Like Netflix, Disney+ is getting stronger by sharing account access information. Disney+’s subscriber agreement previously stated that users could not share account information, but the streaming service on Tuesday told its Canadian users that it was “imposing restrictions on account sharing.”
As a sign about MobileSyrup Wednesday, Disney+ sent an email to Canadian subscribers informing them of updates to the subscription agreement as of November 1, including the addition of an “account sharing” section. Although the rules seem to be launching with Canada first, it is likely that they will eventually roll out to other territories, such as the US. Netflix initially tested its password-sharing initiative in other countries before bringing it to the US.
MobileSyrup reported the update to Disney+’s Canadian deal as saying;
Unless otherwise permitted by your Level of Service, you may not share your subscription outside of your home. “House” means the collection of appliances associated with the primary personal residence used by the individuals living therein. Additional terms of use may apply for certain Service Tiers.
The Disney+ report goes on to say that it may opt out of analyzing subscriber accounts to ensure they are compliant. Handling may include cutting access to Disney+.
During Disney’s Q3 2023 earnings call in August, CEO Bob Iger pointed to “significant” password sharing among its streaming services, which also includes two-thirds ownership of Hulu, while declining to provide an exact number. At the time, Iger said Disney had the “technical ability” to monitor password sharing. He added that the company believed the move would result in some new subscribers but did not know how many. It’s possible that news-sharing rules could spread to Hulu, too.
As revealed in Disney’s Q3 2023 earnings report, Disney+ lost 11.7 million subscribers during the quarter, (mainly due to the loss of the rights to the Indian Premier League cricket tournament). Disney’s overall streaming operations losses were $512 million in that quarter, which was a decrease from $1.06 billion in Q3 2022.
Netflix has imposed its own password crackdown in the US in May. Now it charges users US $8 for every user outside the home through use information such as IP addresses, device IDs, and account activity. In August, Netflix tell that its focus on account sharing has helped drive revenue and new subscriptions more than cancellations. Unlike Disney+, Netflix’s new rules come after years of ignoring account sharing. Disney+ launched in November 2019, and Disney’s total streaming losses since then have exceeded $11 billion, The New York Times reported in August.

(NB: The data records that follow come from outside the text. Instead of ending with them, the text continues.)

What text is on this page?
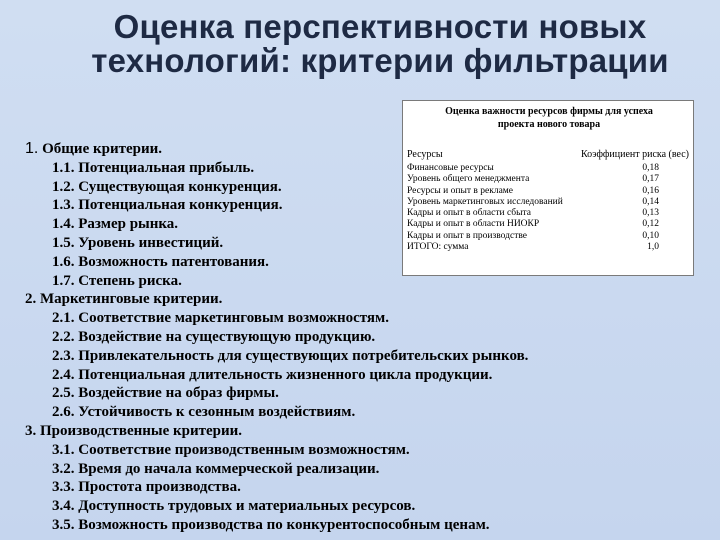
Оценка перспективности новых
технологий: критерии фильтрации
Оценка важности ресурсов фирмы для успеха
проекта нового товара
Ресурсы	Коэффициент риска (вес)
Финансовые ресурсы	0,18
Уровень общего менеджмента	0,17
Ресурсы и опыт в рекламе	0,16
Уровень маркетинговых исследований	0,14
Кадры и опыт в области сбыта	0,13
Кадры и опыт в области НИОКР	0,12
Кадры и опыт в производстве	0,10
ИТОГО: сумма	1,0
1. Общие критерии.
1.1. Потенциальная прибыль.
1.2. Существующая конкуренция.
1.3. Потенциальная конкуренция.
1.4. Размер рынка.
1.5. Уровень инвестиций.
1.6. Возможность патентования.
1.7. Степень риска.
2. Маркетинговые критерии.
2.1. Соответствие маркетинговым возможностям.
2.2. Воздействие на существующую продукцию.
2.3. Привлекательность для существующих потребительских рынков.
2.4. Потенциальная длительность жизненного цикла продукции.
2.5. Воздействие на образ фирмы.
2.6. Устойчивость к сезонным воздействиям.
3. Производственные критерии.
3.1. Соответствие производственным возможностям.
3.2. Время до начала коммерческой реализации.
3.3. Простота производства.
3.4. Доступность трудовых и материальных ресурсов.
3.5. Возможность производства по конкурентоспособным ценам.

But as streaming services fight for more subscribers, viewers are challenged by streaming services cutting content budgets and raising prices. Like rivals, Disney is set to introduce a level of advertising support in an effort to increase subscribers, as well.
However, with Disney slashing the content through $3 billion In the next few years, you may have to do better than marketing ads and password monitoring to increase interest in your streaming services.